The Viceroy of Ouidah
- First US edition
- Author: Bruce Chatwin
- Language: English
- Publisher: Jonathan Cape
- Publication date: 1980
- Publication place: United Kingdom
- Media type: Print (Hardback & Paperback)
- Pages: 160
- ISBN: 0-224-01820-5
- OCLC: 7070983
- Dewey Decimal: 823/.914 19
- LC Class: PR6053.H395 V5

= The Viceroy of Ouidah =

1980 novel by Bruce Chatwin

The Viceroy of Ouidah is a novel published in 1980 by British author Bruce Chatwin.

==Summary==
Chatwin's novel portrays the life of a fictional slave trader named Francisco Manuel da Silva, who is loosely based on a historical Catholic Brazilian, Francisco Félix de Sousa. He became powerful in Ouidah, on the so-called Slave Coast of West Africa, now Benin, Togo, and parts of the Volta Region in Ghana.

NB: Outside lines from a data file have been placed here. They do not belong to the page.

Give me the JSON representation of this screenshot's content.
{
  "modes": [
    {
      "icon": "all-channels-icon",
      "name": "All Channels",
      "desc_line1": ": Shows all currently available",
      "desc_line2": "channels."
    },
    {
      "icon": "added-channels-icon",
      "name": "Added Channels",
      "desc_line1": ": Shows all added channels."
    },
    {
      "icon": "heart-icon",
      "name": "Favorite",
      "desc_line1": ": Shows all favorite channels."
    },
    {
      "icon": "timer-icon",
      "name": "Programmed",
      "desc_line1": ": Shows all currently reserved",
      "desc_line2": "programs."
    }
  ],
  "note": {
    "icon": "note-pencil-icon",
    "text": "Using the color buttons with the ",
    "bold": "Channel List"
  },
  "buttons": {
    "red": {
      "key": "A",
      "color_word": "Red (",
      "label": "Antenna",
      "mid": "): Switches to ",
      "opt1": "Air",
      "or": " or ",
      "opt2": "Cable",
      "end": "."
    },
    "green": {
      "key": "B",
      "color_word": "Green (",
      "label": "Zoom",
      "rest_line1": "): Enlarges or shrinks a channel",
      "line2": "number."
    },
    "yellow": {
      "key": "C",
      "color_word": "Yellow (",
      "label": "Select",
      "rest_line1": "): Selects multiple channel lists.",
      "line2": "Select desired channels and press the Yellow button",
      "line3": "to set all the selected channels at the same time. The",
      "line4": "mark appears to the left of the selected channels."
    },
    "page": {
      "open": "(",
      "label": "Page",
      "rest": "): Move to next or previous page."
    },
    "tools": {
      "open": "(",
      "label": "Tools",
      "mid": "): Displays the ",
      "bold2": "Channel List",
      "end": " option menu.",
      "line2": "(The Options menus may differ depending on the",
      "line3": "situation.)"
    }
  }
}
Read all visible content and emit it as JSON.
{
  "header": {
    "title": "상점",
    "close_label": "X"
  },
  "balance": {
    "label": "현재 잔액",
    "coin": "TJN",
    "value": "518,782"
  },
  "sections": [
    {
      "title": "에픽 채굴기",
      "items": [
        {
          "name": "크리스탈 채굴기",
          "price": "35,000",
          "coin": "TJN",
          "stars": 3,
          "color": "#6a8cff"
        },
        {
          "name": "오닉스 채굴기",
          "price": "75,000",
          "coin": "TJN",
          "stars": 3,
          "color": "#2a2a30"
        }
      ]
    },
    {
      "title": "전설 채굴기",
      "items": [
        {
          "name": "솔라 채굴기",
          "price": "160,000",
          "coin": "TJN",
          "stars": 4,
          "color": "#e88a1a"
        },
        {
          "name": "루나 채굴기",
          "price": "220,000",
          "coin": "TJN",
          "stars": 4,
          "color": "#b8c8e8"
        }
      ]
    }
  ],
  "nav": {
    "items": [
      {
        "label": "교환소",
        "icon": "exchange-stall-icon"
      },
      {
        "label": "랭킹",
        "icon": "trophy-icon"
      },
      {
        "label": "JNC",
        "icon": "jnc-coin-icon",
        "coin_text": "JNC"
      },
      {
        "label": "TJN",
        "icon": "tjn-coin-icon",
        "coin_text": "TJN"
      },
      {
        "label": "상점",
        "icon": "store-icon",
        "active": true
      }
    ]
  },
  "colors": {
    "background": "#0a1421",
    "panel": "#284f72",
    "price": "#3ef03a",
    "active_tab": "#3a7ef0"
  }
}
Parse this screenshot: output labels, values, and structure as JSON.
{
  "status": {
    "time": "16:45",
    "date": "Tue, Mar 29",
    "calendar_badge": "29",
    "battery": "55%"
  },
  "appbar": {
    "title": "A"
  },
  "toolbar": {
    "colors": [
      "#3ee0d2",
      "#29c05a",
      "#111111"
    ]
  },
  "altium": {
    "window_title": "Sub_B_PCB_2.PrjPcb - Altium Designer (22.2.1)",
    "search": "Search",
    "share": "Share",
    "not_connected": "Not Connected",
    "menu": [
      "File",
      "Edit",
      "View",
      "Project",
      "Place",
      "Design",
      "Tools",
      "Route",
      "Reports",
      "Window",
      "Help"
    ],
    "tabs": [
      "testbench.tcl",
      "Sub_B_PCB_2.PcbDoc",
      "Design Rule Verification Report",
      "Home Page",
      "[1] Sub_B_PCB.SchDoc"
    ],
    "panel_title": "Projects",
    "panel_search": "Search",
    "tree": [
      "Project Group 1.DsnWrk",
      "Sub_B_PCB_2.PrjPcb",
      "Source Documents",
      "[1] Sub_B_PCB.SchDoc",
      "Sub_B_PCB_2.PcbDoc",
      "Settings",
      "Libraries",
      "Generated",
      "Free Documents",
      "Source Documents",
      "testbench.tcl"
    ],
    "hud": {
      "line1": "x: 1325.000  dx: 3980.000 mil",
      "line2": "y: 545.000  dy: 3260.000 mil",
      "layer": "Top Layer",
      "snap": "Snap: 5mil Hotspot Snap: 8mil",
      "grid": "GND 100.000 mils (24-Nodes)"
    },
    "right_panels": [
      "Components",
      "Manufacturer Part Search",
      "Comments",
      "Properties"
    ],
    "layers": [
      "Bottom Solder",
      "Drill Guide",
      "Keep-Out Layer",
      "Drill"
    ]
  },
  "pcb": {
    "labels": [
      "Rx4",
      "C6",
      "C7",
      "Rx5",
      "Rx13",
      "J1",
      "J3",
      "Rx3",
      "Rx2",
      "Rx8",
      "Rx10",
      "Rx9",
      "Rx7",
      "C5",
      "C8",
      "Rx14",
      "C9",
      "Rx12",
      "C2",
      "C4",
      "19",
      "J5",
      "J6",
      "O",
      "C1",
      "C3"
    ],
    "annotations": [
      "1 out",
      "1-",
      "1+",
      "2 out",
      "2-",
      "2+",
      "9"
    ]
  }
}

Chatwin was caught up in the violence of a coup in Dahomey (now Benin), where Ouidah is located, when he was researching the book.

==Film adaptation==
The novel was adapted for the 1987 film Cobra Verde, directed by Werner Herzog and starring Klaus Kinski as Francisco Manuel da Silva.

==Reception==
The novel received mixed reviews. In The New York Times, John Thompson compared The Viceroy to other about-Africa prose works:
"One could mention Graham Greene's Journey Without Maps or, for a work of the imagination based on somewhat less horrendous events, Chinua Achebe's Arrow of God. That novel of West Africa has violence enough, and cruel superstition too, yet it is suffused with the common humanity of which I find not one dried drop in The Viceroy of Ouidah."

Years later, in a 1999 review of Nicholas Shakespeare's biography of Chatwin, The Guardian described the Viceroy novel as "a rococo piece of candyfloss."